Philip Jeck - Fanfares Forward

Philip Jeck - Residue




These tracks, from Phillip Jeck's new album Sand, seem much brighter than I remember his stuff to be. The last thing I'd heard of his was Stoke, and that was all spikey textures with something of an industrial, oily layer on top. These two tracks, at least, are sounding very much like healing music for me now, given that my brain feels very much like mush. I keep thinking about my trip to Dunedin on Friday; one of those road trips with people you don't know that well where you end up bonding and having amazing times. Well, I've been on a couple of these. They're the best sort. We took turns sleeping in the back, sharing a pillow, and when I woke up, it was like we were on the surface of the sun; the sun had lit up the wet and dusty windscreen so bright it felt like we had driven onto the sun, except we were on a strangely drab back country road. I lifted my dewy head up and squinted and it was impossible to open my eyes.




In Christchurch, in the dingiest pub you can find, a bunch of people put on music shows with an emphasis on the experimental.

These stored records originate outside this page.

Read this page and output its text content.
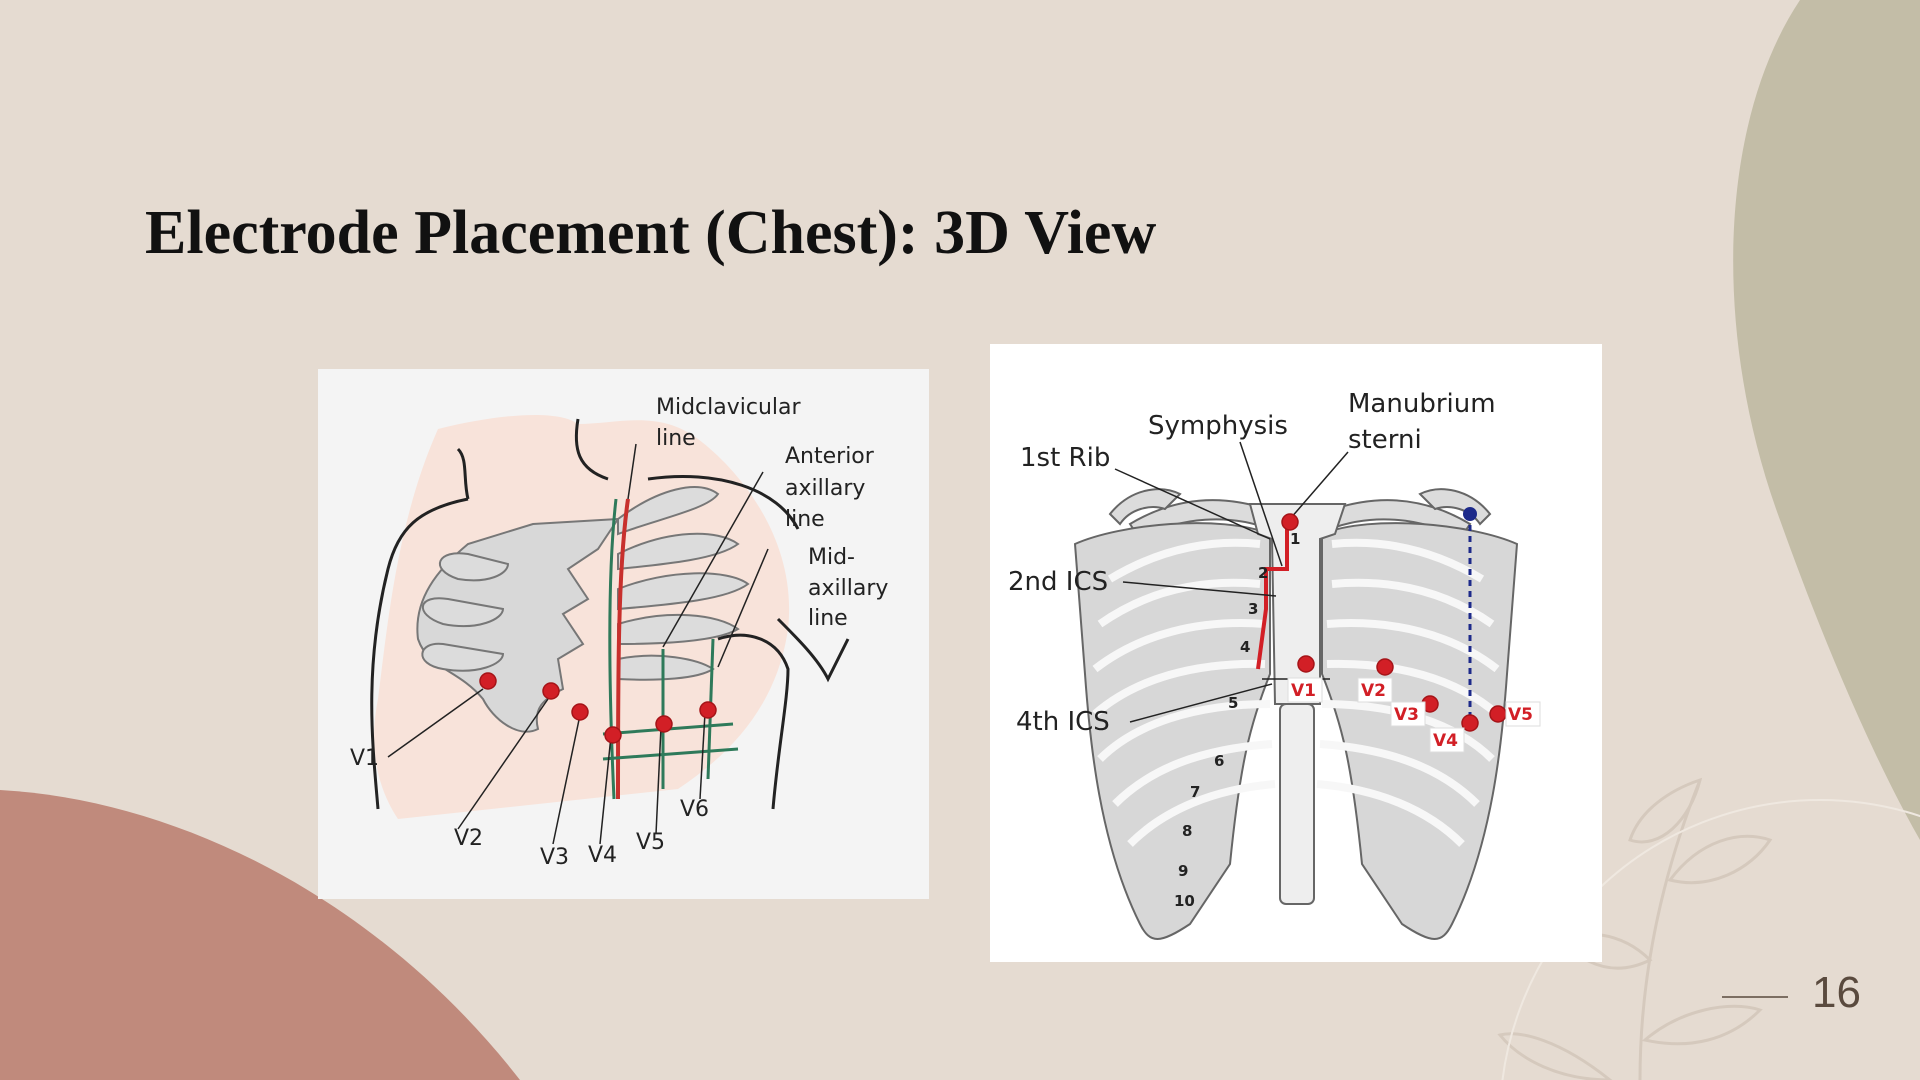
Electrode Placement (Chest): 3D View
Midclavicular
line
Anterior
axillary
line
Mid-
axillary
line
V1
V2
V3 V4
V5
V6
Symphysis
Manubrium
sterni
1st Rib
2nd ICS
4th ICS
1
2
3
4
5
6
7
8
9
10
V1	V2
V3
V4
V5
16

It's called Borderline Ballroom, and the venue, The Media Club, is a surprisingly good place to hear interesting sounds, despite the place being less of a club in which media is seen and heard and more of a place with broken TVs playing rugby and Speights pints for $4.90. Daniel Menche played there a few weeks back and it was the scariest and loudest thing I've ever seen. He was like Bob from Twin Peaks falling down an abyss, hitting himself with this weird metal stick that had a pickup or something on the end. He could bend it and make different sounds and it was ferocious and visceral, a massive canyon of noise and dark texture that was as human as any sounds of that sort can be and as raw as emotion can be put into sound. It was the most physical sort of experimental music performance I had seen. I imagine Philip Jeck, who plays there this Wednesday (21/5) will be less animated but just as engaging. His textures are strange and unweilding and will sound terrific against The Media Club's scratched and battered walls.